Natera currently sells Signatera as a CLIA test, primarily to help drug developers identify people eligible to take part in clinical trials, and previously identified the receipt of a draft LCD as the trigger for it to prepare to promote the diagnostic. That trigger has come sooner than Natera expected.
Talking to investors two weeks ago, Natera CEO Steve Chapman said the company expected a draft local coverage decision toward the end of 2019 or early next year, at which point Natera planned to bolster its U.S. sales force to -sell the colorectal assays prior to Medicare coverage being finalized.

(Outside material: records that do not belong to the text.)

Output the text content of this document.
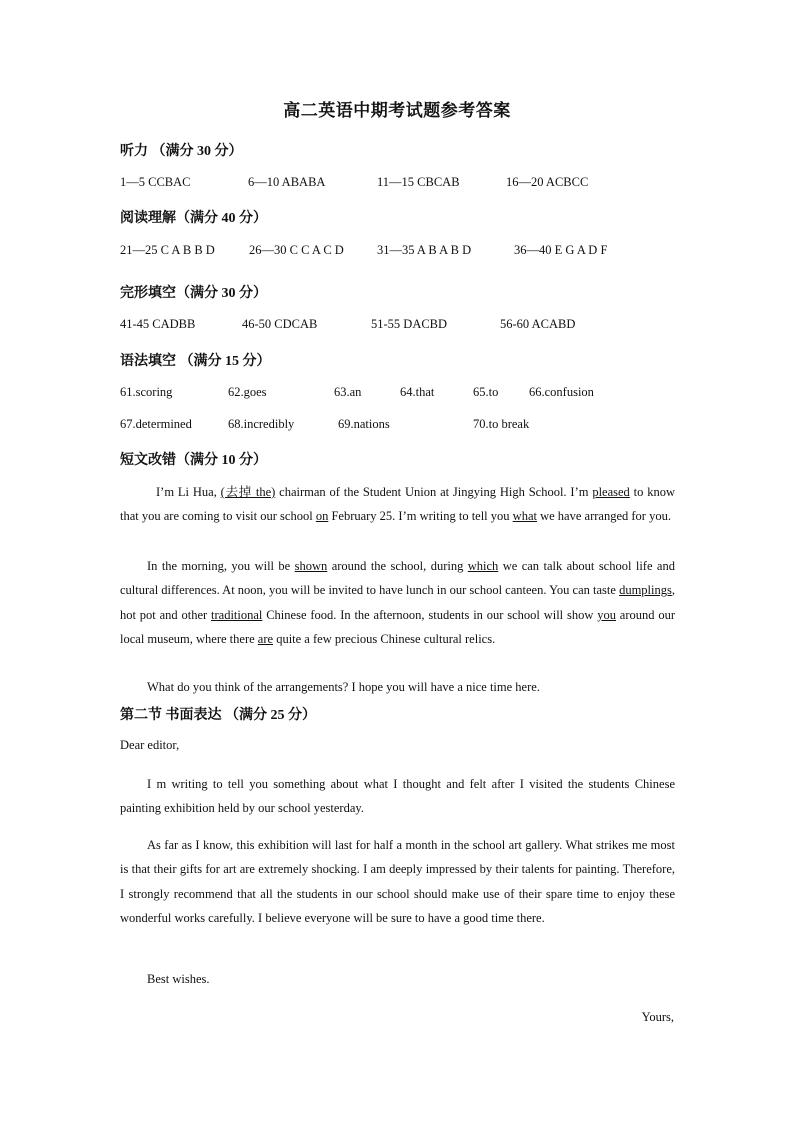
高二英语中期考试题参考答案
听力 （满分 30 分）
1—5 CCBAC	6—10 ABABA	11—15 CBCAB	16—20 ACBCC
阅读理解（满分 40 分）
21—25 C A B B D	26—30 C C A C D	31—35 A B A B D	36—40 E G A D F
完形填空（满分 30 分）
41-45 CADBB	46-50 CDCAB	51-55 DACBD	56-60 ACABD
语法填空 （满分 15 分）
61.scoring	62.goes	63.an	64.that	65.to 66.confusion
67.determined	68.incredibly	69.nations	70.to break
短文改错（满分 10 分）

I’m Li Hua, (去掉 the) chairman of the Student Union at Jingying High School. I’m pleased to know that you are coming to visit our school on February 25. I’m writing to tell you what we have arranged for you.

In the morning, you will be shown around the school, during which we can talk about school life and cultural differences. At noon, you will be invited to have lunch in our school canteen. You can taste dumplings, hot pot and other traditional Chinese food. In the afternoon, students in our school will show you around our local museum, where there are quite a few precious Chinese cultural relics.

What do you think of the arrangements? I hope you will have a nice time here.

第二节 书面表达 （满分 25 分）
Dear editor,

I m writing to tell you something about what I thought and felt after I visited the students Chinese painting exhibition held by our school yesterday.

As far as I know, this exhibition will last for half a month in the school art gallery. What strikes me most is that their gifts for art are extremely shocking. I am deeply impressed by their talents for painting. Therefore, I strongly recommend that all the students in our school should make use of their spare time to enjoy these wonderful works carefully. I believe everyone will be sure to have a good time there.

Best wishes.
Yours,
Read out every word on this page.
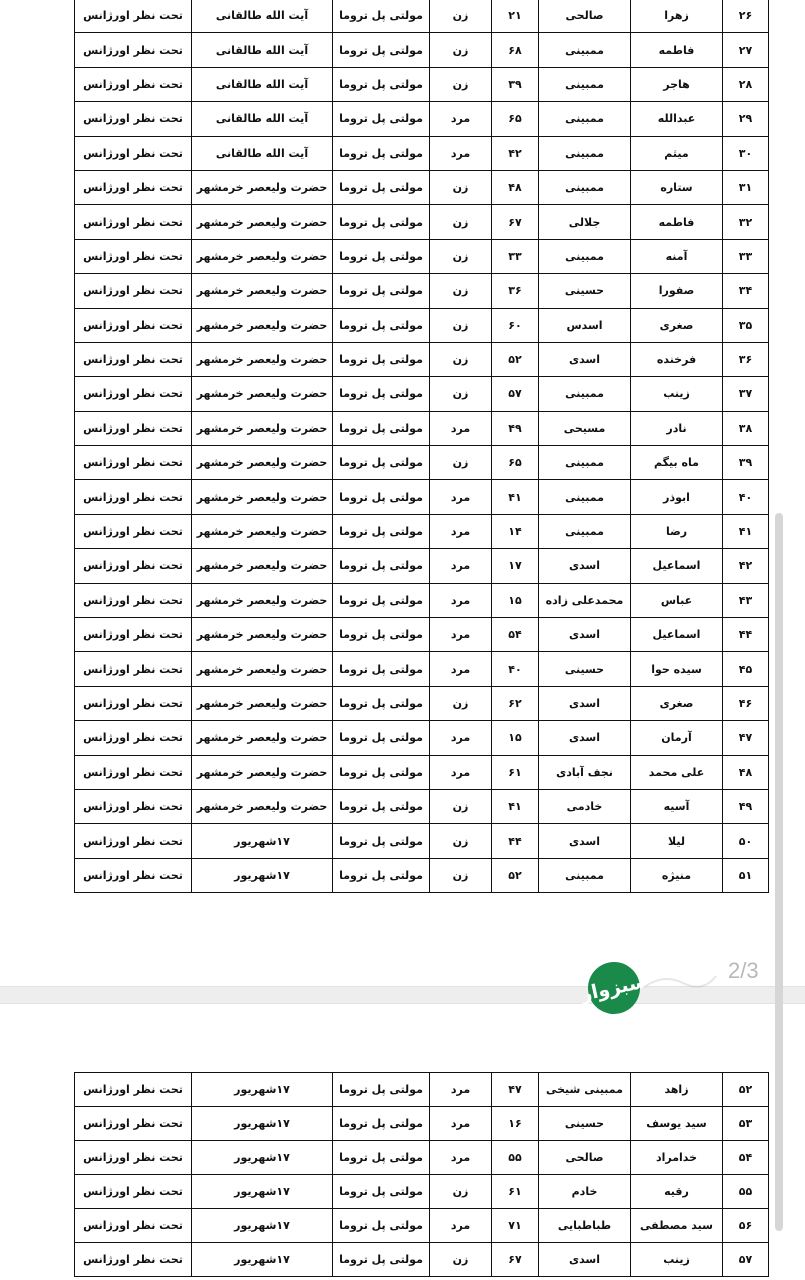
۲۶	زهرا	صالحی	۲۱	زن	مولتی پل تروما	آیت الله طالقانی	تحت نظر اورژانس
۲۷	فاطمه	ممبینی	۶۸	زن	مولتی پل تروما	آیت الله طالقانی	تحت نظر اورژانس
۲۸	هاجر	ممبینی	۳۹	زن	مولتی پل تروما	آیت الله طالقانی	تحت نظر اورژانس
۲۹	عبدالله	ممبینی	۶۵	مرد	مولتی پل تروما	آیت الله طالقانی	تحت نظر اورژانس
۳۰	میثم	ممبینی	۴۲	مرد	مولتی پل تروما	آیت الله طالقانی	تحت نظر اورژانس
۳۱	ستاره	ممبینی	۴۸	زن	مولتی پل تروما	حضرت ولیعصر خرمشهر	تحت نظر اورژانس
۳۲	فاطمه	جلالی	۶۷	زن	مولتی پل تروما	حضرت ولیعصر خرمشهر	تحت نظر اورژانس
۳۳	آمنه	ممبینی	۳۳	زن	مولتی پل تروما	حضرت ولیعصر خرمشهر	تحت نظر اورژانس
۳۴	صفورا	حسینی	۳۶	زن	مولتی پل تروما	حضرت ولیعصر خرمشهر	تحت نظر اورژانس
۳۵	صغری	اسدس	۶۰	زن	مولتی پل تروما	حضرت ولیعصر خرمشهر	تحت نظر اورژانس
۳۶	فرخنده	اسدی	۵۲	زن	مولتی پل تروما	حضرت ولیعصر خرمشهر	تحت نظر اورژانس
۳۷	زینب	ممبینی	۵۷	زن	مولتی پل تروما	حضرت ولیعصر خرمشهر	تحت نظر اورژانس
۳۸	نادر	مسیحی	۴۹	مرد	مولتی پل تروما	حضرت ولیعصر خرمشهر	تحت نظر اورژانس
۳۹	ماه بیگم	ممبینی	۶۵	زن	مولتی پل تروما	حضرت ولیعصر خرمشهر	تحت نظر اورژانس
۴۰	ابوذر	ممبینی	۴۱	مرد	مولتی پل تروما	حضرت ولیعصر خرمشهر	تحت نظر اورژانس
۴۱	رضا	ممبینی	۱۴	مرد	مولتی پل تروما	حضرت ولیعصر خرمشهر	تحت نظر اورژانس
۴۲	اسماعیل	اسدی	۱۷	مرد	مولتی پل تروما	حضرت ولیعصر خرمشهر	تحت نظر اورژانس
۴۳	عباس	محمدعلی زاده	۱۵	مرد	مولتی پل تروما	حضرت ولیعصر خرمشهر	تحت نظر اورژانس
۴۴	اسماعیل	اسدی	۵۴	مرد	مولتی پل تروما	حضرت ولیعصر خرمشهر	تحت نظر اورژانس
۴۵	سیده حوا	حسینی	۴۰	مرد	مولتی پل تروما	حضرت ولیعصر خرمشهر	تحت نظر اورژانس
۴۶	صغری	اسدی	۶۲	زن	مولتی پل تروما	حضرت ولیعصر خرمشهر	تحت نظر اورژانس
۴۷	آرمان	اسدی	۱۵	مرد	مولتی پل تروما	حضرت ولیعصر خرمشهر	تحت نظر اورژانس
۴۸	علی محمد	نجف آبادی	۶۱	مرد	مولتی پل تروما	حضرت ولیعصر خرمشهر	تحت نظر اورژانس
۴۹	آسیه	خادمی	۴۱	زن	مولتی پل تروما	حضرت ولیعصر خرمشهر	تحت نظر اورژانس
۵۰	لیلا	اسدی	۴۴	زن	مولتی پل تروما	۱۷شهریور	تحت نظر اورژانس
۵۱	منیژه	ممبینی	۵۲	زن	مولتی پل تروما	۱۷شهریور	تحت نظر اورژانس
سبزوار	2/3
۵۲	زاهد	ممبینی شیخی	۴۷	مرد	مولتی پل تروما	۱۷شهریور	تحت نظر اورژانس
۵۳	سید یوسف	حسینی	۱۶	مرد	مولتی پل تروما	۱۷شهریور	تحت نظر اورژانس
۵۴	خدامراد	صالحی	۵۵	مرد	مولتی پل تروما	۱۷شهریور	تحت نظر اورژانس
۵۵	رقیه	خادم	۶۱	زن	مولتی پل تروما	۱۷شهریور	تحت نظر اورژانس
۵۶	سید مصطفی	طباطبایی	۷۱	مرد	مولتی پل تروما	۱۷شهریور	تحت نظر اورژانس
۵۷	زینب	اسدی	۶۷	زن	مولتی پل تروما	۱۷شهریور	تحت نظر اورژانس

The ahead-of-schedule decision led Cowen analysts to talk up the prospect of Signatera sales growing faster than previously forecast. The analysts had penciled in $15 million of Signatera sales for 2020 but think the finalization of the LCD "could drive potential upside to our estimates."
The analysts identified another LCD as a potential positive for Signatera, which Natera plans to prove the value of in a couple of indications before seeking broader coverage that reflects the scope to use it in multiple cancers. Chapman pointed to similar routes taken by other assays to show the viability of the plan.
One such product, CareDx's AlloSure test for certain organ transplant rejection, gained draft coverage in the heart and kidney transplant populations in the latest batch of proposed LCDs. The Cowen analysts pointed to the CareDx draft LCD as a "positive leading indicator that [Natera] may be able to expand coverage of its test into those areas over time as well."
The analysts were more equivocal about the impact of the latest draft LCDs for Myriad and its GeneSight depression test. Across draft LCDs for pharmacogenomic tests and combinatorial pharmacogenomics, the analysts picked up hints that coverage could expand beyond refractory major depressive disorder patients and into the far larger population of people with psychiatric illness. However, the LCDs also contain suggestions that use of GeneSight may remain limited to specialist healthcare professionals.
"If coverage is indeed limited to only psychiatrists, we believe this would be an incremental negative relative to commentary from management," the analysts wrote.
The comment period on the draft LCDs ends Nov. 21. Analysts at Cowen expect the final LCDs to be posted "shortly" after that date. CMS reimbursement will kick in 45 days after the finalization of the LCDs, suggesting the new policies could start affecting uptake of the devices and diagnostics early next year.